The paper tackles the problem of how agents should regulate learning speed to balance performance gains against effort costs, deriving a closed-form optimal learning rate solution that generalizes across tasks and can be approximated biologically through episodic memory.

Learning how to learn efficiently is a fundamental challenge for biological agents and a growing concern for artificial ones. To learn effectively, an agent must regulate its learning speed, balancing the benefits of rapid improvement against the costs of effort, instability, or resource use. We introduce a normative framework that formalizes this problem as an optimal control process in which the agent maximizes cumulative performance while incurring a cost of learning. From this objective, we derive a closed-form solution for the optimal learning rate, which has the form of a closed-loop controller that depends only on the agent's current and expected future performance.
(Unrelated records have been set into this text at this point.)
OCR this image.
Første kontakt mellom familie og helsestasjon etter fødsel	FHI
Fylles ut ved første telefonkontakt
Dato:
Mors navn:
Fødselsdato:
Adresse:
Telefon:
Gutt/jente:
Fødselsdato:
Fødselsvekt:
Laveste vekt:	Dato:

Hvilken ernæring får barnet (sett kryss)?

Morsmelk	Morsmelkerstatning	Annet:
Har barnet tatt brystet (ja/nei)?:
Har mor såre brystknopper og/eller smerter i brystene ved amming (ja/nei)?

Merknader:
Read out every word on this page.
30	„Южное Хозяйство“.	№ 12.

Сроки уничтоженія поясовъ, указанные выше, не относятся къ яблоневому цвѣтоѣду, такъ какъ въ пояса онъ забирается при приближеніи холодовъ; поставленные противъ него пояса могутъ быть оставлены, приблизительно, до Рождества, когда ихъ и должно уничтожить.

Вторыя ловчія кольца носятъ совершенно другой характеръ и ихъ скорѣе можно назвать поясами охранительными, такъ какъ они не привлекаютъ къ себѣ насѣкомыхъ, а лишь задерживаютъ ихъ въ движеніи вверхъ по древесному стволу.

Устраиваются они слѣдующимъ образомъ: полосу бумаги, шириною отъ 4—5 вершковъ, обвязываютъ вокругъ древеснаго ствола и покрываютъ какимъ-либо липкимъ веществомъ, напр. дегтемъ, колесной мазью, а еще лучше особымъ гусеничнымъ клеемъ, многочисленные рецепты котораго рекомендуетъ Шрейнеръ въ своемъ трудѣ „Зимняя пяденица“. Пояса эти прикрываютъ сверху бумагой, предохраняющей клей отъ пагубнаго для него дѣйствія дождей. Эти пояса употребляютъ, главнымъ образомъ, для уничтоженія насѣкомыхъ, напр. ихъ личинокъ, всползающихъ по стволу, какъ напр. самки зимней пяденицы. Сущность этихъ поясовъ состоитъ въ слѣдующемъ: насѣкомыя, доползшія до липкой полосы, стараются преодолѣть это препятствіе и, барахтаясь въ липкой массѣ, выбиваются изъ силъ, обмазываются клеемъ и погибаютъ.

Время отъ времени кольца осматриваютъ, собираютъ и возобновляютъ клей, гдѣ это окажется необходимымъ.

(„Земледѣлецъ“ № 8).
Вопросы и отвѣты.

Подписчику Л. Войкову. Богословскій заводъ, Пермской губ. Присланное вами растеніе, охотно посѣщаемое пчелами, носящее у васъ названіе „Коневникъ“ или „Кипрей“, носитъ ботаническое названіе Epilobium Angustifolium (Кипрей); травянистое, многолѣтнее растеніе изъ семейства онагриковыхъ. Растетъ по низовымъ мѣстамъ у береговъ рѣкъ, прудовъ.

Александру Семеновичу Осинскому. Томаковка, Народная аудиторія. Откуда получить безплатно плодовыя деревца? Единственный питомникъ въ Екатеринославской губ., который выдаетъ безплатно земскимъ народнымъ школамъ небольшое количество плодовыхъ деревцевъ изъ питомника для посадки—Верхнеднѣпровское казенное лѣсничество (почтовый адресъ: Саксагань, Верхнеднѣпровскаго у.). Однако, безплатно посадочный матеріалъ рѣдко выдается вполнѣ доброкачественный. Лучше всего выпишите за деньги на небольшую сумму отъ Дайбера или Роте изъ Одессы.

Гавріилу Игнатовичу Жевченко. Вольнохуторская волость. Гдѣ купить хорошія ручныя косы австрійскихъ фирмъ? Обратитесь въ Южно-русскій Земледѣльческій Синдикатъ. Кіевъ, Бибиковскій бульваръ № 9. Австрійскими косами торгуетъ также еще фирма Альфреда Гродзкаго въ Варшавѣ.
Under mild assumptions, this solution generalizes across tasks and architectures and reproduces numerically optimized schedules in simulations. In simple learning models, we can mathematically analyze how agent and task parameters shape learning-rate scheduling as an open-loop control solution. Because the optimal policy depends on expectations of future performance, the framework predicts how overconfidence or underconfidence influence engagement and persistence, linking the control of learning speed to theories of self-regulated learning. We further show how a simple episodic memory mechanism can approximate the required performance expectations by recalling similar past learning experiences, providing a biologically plausible route to near-optimal behaviour. Together, these results provide a normative and biologically plausible account of learning speed control, linking self-regulated learning, effort allocation, and episodic memory estimation within a unified and tractable mathematical framework.